The concept of the "first 100 days" agenda began under FDR when he instituted the New Deal to tackle a crushing economy. Pushing 15 major bills through Congress, he addressed the most pressing issues of banking, manufacturing, agriculture and social welfare.

By his 100th day in office, Roosevelt had signed 99 executive orders in his first three months.

Reagan, who delivered his own version of FDR's fireside chats every Saturday on radio, was trying to heal an economy left behind by one-term president Jimmy Carter. In his first 100 days in office, Reagan signed 18.

Not yet even a month into this term, Trump has signed 68. 

In this wide-ranging Presidents’ Day interview on the Furthermore with Amanda Head podcast, Shirley also discussed the media’s coverage of the Trump White House and the president’s distrust of so-called “fake news." 

Shirley compared that with the Founding Fathers, who also were distrusting and soured on the media of their day.
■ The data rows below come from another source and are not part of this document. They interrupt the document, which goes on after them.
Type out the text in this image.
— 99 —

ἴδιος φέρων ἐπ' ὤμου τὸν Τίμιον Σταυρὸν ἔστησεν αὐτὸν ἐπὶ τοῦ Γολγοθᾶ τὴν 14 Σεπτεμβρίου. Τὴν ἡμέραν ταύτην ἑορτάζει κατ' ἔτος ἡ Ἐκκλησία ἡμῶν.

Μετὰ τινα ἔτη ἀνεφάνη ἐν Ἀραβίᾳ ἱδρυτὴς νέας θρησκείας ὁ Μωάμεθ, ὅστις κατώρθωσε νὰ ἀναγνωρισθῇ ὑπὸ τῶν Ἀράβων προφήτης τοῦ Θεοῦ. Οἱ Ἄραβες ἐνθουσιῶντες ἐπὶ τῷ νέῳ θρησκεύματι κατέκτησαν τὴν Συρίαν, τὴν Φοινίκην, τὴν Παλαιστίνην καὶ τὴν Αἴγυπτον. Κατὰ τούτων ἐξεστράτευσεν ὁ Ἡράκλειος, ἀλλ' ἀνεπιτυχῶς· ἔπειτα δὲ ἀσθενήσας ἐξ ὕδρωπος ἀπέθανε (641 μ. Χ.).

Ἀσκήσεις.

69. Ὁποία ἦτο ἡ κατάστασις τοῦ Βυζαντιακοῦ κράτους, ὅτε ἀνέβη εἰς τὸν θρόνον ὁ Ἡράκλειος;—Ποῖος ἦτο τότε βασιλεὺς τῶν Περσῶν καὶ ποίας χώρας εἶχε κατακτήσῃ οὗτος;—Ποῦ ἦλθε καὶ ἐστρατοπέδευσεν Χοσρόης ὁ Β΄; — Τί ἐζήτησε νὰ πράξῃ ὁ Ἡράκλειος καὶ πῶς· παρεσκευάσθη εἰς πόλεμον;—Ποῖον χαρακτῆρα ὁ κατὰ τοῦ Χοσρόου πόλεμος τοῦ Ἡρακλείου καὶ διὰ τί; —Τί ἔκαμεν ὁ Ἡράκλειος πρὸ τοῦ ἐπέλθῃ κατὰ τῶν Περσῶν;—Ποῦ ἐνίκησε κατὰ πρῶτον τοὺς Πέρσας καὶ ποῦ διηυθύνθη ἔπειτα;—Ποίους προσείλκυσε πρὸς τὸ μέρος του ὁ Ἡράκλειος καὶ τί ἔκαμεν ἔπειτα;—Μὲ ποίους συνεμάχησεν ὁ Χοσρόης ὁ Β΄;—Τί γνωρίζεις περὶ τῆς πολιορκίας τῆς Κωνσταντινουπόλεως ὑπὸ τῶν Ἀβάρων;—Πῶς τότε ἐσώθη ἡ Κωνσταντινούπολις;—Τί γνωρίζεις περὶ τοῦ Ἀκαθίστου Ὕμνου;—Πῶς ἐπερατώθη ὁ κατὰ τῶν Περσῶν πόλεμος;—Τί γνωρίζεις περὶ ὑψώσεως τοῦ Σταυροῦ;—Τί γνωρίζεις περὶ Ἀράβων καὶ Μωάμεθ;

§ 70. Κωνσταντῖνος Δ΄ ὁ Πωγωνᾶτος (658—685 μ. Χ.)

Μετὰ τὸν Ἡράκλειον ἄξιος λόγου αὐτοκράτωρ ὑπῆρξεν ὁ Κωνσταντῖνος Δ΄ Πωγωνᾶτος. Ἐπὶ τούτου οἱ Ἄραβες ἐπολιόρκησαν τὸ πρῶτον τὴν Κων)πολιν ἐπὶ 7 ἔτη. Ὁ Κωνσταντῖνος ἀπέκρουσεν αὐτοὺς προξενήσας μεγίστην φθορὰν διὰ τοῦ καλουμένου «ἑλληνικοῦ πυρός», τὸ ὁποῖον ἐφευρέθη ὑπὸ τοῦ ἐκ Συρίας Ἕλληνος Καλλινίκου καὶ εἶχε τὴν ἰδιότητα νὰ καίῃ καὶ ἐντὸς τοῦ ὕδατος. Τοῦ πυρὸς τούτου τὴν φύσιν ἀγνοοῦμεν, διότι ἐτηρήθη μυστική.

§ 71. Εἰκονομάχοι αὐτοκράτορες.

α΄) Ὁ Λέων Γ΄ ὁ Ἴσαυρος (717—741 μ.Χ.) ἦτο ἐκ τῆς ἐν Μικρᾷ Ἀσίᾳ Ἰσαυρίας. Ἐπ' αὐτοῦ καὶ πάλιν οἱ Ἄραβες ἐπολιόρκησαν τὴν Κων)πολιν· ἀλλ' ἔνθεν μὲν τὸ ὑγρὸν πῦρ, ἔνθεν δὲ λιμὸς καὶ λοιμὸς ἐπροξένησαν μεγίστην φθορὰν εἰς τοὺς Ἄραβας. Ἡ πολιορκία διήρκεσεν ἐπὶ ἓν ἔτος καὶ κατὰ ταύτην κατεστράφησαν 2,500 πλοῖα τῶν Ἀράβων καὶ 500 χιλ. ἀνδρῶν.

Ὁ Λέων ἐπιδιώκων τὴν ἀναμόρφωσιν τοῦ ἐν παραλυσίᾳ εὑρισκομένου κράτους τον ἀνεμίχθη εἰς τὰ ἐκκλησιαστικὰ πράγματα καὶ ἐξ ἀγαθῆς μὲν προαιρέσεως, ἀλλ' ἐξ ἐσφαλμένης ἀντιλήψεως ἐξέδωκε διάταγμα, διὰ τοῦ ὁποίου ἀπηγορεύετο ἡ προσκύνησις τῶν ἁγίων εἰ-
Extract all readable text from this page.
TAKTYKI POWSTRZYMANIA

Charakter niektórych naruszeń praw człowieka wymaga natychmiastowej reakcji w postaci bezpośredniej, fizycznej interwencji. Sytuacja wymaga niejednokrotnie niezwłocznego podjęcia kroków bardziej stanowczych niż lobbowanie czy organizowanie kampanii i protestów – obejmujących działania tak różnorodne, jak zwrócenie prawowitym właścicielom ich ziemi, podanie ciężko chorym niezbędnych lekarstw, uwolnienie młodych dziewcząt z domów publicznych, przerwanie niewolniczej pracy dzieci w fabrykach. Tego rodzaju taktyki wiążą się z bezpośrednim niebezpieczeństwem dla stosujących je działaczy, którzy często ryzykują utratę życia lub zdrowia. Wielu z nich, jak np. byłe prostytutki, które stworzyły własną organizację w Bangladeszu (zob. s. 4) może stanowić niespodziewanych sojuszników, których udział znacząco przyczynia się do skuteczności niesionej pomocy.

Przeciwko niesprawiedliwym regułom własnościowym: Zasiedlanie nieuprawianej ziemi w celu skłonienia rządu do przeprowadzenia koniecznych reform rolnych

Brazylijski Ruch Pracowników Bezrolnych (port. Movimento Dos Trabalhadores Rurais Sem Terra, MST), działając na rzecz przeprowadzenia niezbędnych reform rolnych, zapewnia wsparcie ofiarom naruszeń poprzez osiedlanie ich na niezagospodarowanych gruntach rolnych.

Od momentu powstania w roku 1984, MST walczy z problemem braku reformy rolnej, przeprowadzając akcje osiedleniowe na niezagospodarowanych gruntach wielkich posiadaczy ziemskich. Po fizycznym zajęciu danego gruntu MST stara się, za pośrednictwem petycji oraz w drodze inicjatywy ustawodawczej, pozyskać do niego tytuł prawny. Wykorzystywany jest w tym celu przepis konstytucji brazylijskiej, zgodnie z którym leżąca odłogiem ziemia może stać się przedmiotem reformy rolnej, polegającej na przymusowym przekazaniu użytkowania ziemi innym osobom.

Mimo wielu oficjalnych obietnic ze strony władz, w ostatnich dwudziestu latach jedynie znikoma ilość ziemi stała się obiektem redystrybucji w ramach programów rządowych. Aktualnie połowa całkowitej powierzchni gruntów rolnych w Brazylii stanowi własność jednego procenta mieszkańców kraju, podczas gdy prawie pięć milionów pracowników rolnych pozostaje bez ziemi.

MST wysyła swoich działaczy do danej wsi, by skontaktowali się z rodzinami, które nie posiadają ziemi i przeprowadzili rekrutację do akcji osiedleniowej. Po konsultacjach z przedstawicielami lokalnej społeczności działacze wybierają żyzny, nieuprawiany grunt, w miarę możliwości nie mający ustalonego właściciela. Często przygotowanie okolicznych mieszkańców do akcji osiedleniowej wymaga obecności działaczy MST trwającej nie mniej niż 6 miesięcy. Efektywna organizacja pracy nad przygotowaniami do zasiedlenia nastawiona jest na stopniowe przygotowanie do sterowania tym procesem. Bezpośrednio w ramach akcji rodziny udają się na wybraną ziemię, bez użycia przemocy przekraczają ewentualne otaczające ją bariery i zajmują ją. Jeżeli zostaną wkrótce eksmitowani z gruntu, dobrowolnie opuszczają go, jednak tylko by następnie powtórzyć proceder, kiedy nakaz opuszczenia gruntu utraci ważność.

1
“In the 1770’s the framers and the founders hated the pamphleteers and the newspapers of the era. They despised them,” Shirley noted,

However, the founders saw value in the media’s alliance with and representation of the American people against government. That dynamic, he said, has recently changed.

“Only recently have we seen the government, the press, ally with the government against the people," he noted. "They no longer are an ally of the American people. They're an ally of government. And of course, you have two power centers: the press and the government allied against the American people.” 

He predicts that the result of this phenomenon nearly 250 years after our founding is that traditional media will be eliminated and new media will move in on their market share.

“Because of that, a void has been created, and so you've seen the growth of alternative media…what I’m telling you is that we will see in the next four or five years, the collapse of the Washington Post, the collapse of CNN, the collapse of maybe another network,” Shirley warned. 

Traditional news media has had a tough time coping with Trump’s barrage of actions from the Oval Office and are worried there’s no one to stop him. 

On the Politics War Room podcast, veteran democrat consultant James Carville mocked liberal talking heads who after their election loss in November, expressed optimism that there would be road blocks along the way.

Carville teared into them saying, “they didn't come, they're not there, OK? Let's just get over it. They're not coming. The cavalry is not coming, the courts are not coming, nothing.” 

It’s not just the media that has lost its way.

According to Shirley, historians no longer adhere to the core values of chronicling events honestly through a neutral prism.

“You know that there are liberal historians. Some of them used to be friends of mine, but they really turned south over the first election of Donald Trump, and they really, let's face it, they lost their minds," he said.

"There's no talking to them. So the conservative historians, the common sense historians, are few and far between, but they [liberals] still control a lot of the institutions of universities and presidential libraries, things like that. So conservative historians are kind of shut out," he added. 

Ultimately, regardless of the political slant of the historian, they will all agree that he was a change-maker, according to Shirley.

“I think history has to say Donald Trump was a consequential president.," he said Even the liberal historians have to be say that, whether or not they'll say he was good president is another thing. Now I'm going to say he was good president because he challenged the establishment, because he challenged the existing order, because he challenged the intelligentsia.”